Da im Fahrbetrieb der Dampf aus den Zylindern über den Schornstein oder über Zylinderventile (beim Anfahren) in die Umgebung entlassen wird, muss der Wasservorrat im Kessel ständig nachgefüllt werden. Dafür wird ein Wasservorrat in Zusatztanks oder in einem Schlepptender mitgeführt.

Für die Auffüllung des unter Druck stehenden Kessels werden gewöhnlich Kolbenpumpen oder Injektorpumpen verwendet.
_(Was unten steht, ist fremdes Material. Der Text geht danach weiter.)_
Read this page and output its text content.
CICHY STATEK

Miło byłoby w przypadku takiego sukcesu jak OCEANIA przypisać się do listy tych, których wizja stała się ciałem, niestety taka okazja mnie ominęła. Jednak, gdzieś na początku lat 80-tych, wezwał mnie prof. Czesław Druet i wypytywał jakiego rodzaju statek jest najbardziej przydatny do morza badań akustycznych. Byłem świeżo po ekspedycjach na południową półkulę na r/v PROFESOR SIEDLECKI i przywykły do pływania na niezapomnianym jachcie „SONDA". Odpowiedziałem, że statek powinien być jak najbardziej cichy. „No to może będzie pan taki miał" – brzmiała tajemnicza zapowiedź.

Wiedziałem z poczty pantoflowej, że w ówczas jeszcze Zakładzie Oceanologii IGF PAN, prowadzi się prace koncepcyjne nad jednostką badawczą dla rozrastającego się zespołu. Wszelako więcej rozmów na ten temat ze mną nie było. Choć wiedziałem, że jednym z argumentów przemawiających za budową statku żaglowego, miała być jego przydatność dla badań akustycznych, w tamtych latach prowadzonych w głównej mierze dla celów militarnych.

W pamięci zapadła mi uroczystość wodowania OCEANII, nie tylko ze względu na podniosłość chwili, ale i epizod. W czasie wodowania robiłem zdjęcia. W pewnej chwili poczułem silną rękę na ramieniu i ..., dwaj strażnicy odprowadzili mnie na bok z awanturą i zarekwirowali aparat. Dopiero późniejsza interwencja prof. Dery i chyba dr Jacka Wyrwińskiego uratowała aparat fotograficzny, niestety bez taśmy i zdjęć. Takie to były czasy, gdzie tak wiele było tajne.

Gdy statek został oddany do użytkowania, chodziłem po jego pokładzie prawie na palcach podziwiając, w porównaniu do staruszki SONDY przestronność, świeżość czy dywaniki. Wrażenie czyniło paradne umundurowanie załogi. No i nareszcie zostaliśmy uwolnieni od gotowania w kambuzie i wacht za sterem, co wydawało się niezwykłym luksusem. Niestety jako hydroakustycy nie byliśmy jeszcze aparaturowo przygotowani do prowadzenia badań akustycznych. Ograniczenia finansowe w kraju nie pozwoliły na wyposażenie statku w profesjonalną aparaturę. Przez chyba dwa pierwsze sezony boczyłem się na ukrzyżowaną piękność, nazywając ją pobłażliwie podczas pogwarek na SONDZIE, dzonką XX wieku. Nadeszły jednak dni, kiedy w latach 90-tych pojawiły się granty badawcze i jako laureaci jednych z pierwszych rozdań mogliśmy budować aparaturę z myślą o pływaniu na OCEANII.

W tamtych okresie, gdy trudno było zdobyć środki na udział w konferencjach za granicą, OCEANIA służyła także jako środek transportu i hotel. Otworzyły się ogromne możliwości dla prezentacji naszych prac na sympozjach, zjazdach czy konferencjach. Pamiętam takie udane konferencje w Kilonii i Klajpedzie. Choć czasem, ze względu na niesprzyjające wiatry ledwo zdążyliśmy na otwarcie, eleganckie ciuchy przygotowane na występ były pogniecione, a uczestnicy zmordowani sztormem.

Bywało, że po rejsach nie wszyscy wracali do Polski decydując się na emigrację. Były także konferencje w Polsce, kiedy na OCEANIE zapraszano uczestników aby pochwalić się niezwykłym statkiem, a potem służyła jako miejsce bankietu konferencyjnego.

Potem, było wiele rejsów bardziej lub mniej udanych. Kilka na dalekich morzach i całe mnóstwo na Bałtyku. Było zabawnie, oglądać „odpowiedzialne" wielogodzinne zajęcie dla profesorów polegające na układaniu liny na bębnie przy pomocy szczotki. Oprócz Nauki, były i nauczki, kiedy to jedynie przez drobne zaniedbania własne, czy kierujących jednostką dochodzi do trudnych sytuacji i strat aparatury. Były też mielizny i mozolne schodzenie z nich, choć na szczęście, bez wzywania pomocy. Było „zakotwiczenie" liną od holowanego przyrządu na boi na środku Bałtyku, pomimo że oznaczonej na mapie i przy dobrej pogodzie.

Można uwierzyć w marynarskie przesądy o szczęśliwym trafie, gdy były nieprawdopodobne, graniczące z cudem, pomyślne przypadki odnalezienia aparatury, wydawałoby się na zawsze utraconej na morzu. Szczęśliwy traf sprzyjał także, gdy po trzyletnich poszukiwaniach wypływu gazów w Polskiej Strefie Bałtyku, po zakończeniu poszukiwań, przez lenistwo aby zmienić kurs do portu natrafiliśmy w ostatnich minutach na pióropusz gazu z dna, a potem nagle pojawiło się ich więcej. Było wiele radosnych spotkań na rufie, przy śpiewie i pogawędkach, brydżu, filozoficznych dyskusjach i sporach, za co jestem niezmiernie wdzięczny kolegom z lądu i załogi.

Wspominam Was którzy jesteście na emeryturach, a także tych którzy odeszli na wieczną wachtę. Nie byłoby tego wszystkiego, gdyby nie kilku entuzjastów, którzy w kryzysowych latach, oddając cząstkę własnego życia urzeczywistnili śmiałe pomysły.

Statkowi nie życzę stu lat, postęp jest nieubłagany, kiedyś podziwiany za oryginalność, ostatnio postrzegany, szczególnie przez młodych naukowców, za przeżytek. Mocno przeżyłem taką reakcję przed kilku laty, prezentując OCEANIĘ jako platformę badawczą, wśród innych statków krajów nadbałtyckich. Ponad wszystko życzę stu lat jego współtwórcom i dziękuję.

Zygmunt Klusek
In der Injektorpumpe reißt ein Dampfstrahl Wasser in der Injektorkammer mit und drückt es in den Kesselraum. Die primäre Pumpe ist gewöhnlich eine doppelt wirkende Kolbenpumpe. Ein beidseitig mit Dampf beaufschlagter Dampfkolben treibt einen kleineren parallelgeschalteten Wasserkolben an, der das Wasser in den Kessel drückt.
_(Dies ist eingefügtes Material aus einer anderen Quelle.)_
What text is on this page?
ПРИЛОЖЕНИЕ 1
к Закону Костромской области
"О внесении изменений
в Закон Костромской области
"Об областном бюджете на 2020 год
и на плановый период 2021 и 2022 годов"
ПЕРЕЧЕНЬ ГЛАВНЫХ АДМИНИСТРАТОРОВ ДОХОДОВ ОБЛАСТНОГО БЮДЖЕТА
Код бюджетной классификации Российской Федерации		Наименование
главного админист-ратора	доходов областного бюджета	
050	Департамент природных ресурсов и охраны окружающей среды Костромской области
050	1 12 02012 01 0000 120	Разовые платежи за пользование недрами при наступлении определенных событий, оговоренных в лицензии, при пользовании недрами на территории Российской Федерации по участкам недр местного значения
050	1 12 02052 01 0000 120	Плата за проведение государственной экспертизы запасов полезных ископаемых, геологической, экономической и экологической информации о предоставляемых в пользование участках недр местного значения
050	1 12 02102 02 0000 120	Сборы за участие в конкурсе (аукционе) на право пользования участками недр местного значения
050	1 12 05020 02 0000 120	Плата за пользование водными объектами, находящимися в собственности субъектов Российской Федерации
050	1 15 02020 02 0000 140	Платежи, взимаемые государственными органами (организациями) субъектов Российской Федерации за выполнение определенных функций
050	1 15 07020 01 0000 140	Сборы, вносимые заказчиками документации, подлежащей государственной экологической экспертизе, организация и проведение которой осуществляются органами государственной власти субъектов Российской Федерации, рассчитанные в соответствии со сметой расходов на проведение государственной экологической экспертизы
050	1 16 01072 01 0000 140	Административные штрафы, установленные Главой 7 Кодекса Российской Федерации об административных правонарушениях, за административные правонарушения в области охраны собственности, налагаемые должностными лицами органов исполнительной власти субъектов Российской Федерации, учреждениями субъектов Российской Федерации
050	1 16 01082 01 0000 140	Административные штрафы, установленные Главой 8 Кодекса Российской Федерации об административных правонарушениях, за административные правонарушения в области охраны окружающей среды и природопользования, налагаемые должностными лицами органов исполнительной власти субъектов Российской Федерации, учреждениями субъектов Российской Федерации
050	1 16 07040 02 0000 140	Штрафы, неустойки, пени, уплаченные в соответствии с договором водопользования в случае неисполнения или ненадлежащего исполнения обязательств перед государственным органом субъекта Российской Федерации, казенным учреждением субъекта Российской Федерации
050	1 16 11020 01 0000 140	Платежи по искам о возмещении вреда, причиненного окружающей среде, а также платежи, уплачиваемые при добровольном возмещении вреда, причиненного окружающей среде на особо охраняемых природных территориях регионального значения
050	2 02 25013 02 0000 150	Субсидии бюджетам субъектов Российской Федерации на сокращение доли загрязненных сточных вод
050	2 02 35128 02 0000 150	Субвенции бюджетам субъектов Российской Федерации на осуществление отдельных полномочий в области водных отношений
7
In der Frühzeit geschah das Speisen des Kessels meist mit Plungerpumpen oder Fahrpumpen. Diese wurden über eine Hubscheibe auf einer Achse (Exzenter) oder gekröpfte Achse während der Fahrt der Lokomotive betrieben. Der Vorteil dieser Methode ist, dass sich die Fördermenge annähernd proportional zum zurückgelegten Weg verhält, die Regelung der Menge geschah durch einen regelbaren Bypass. Allerdings musste die Lokomotive bei längeren Aufenthalten häufig vom Zug abkuppeln und auf einem freien Gleis hin- und her fahren, bis der Wasserstand wieder die gewünschte Höhe erreicht hatte.

Kolbenpumpen und Plungerpumpen ist gemeinsam, dass sie kaltes Wasser in den Kessel speisen, sofern keine spezielle Speisewasservorwärmung vorhanden ist.

Luft- und Rauchgasführung

Die Frischluftzuführung für die Verbrennung erfolgt zwischen Aschkasten und Feuerrosten unterhalb der Roste. Geregelt wird die Luftzufuhr mit Luftklappen. Für eine genügende Durchzugswirkung sind lange Schornsteine wie bei den frühen amerikanischen Lokomotiven günstig. Bei zunehmender Größe der Lokomotiven wurde die Größe der Schornsteine jedoch durch das Lichtraumprofil der Strecke eingeschränkt. Daher wurde schon durch Trevithick das Blasrohr entwickelt, das am Boden der Rauchkammer sitzt und den Maschinenabdampf durch den Schornstein bläst. Nach dem Injektorprinzip werden dabei die umgebenden Rauchgase mitgerissen. Weil der Abdampf nur während der Fahrt unter Last und nicht im Leerlauf oder Stillstand zur Verfügung steht, ist noch ein Hilfsbläser eingebaut, der aus einem Rohrring mit Blaslöchern um den Blasrohrkopf besteht. Vor der Einführung des Hilfsbläsers wurden die Dampflokomotiven bei längeren Stillstandszeiten teilweise abgekuppelt und auf dem Parallelgleis hin- und hergefahren, um das Feuer zu entfachen und den erwünschten Kesseldruck zu erreichen.

Führungsmannschaft

Dampflokomotiven haben in der Regel über dem Rahmen und hinter der Feuerbüchse ein Führerhaus. Von dort werden sie von einem Zwei-Mann-Team gesteuert. Der Lokführer steuert die Fahrbedienungen (vor allem Regler, Zylindersteuerung und Bremse) und ist hauptamtlich für die Strecken-und Signalbeobachtung zuständig, der Heizer überwacht und betreibt die Feuerung und Dampferzeugung (Brennstoff- und Wasser-Nachschub, Druckerzeugung) und unterstützt den Lokführer bei der Signal-Beobachtung (Meldung und Bestätigung).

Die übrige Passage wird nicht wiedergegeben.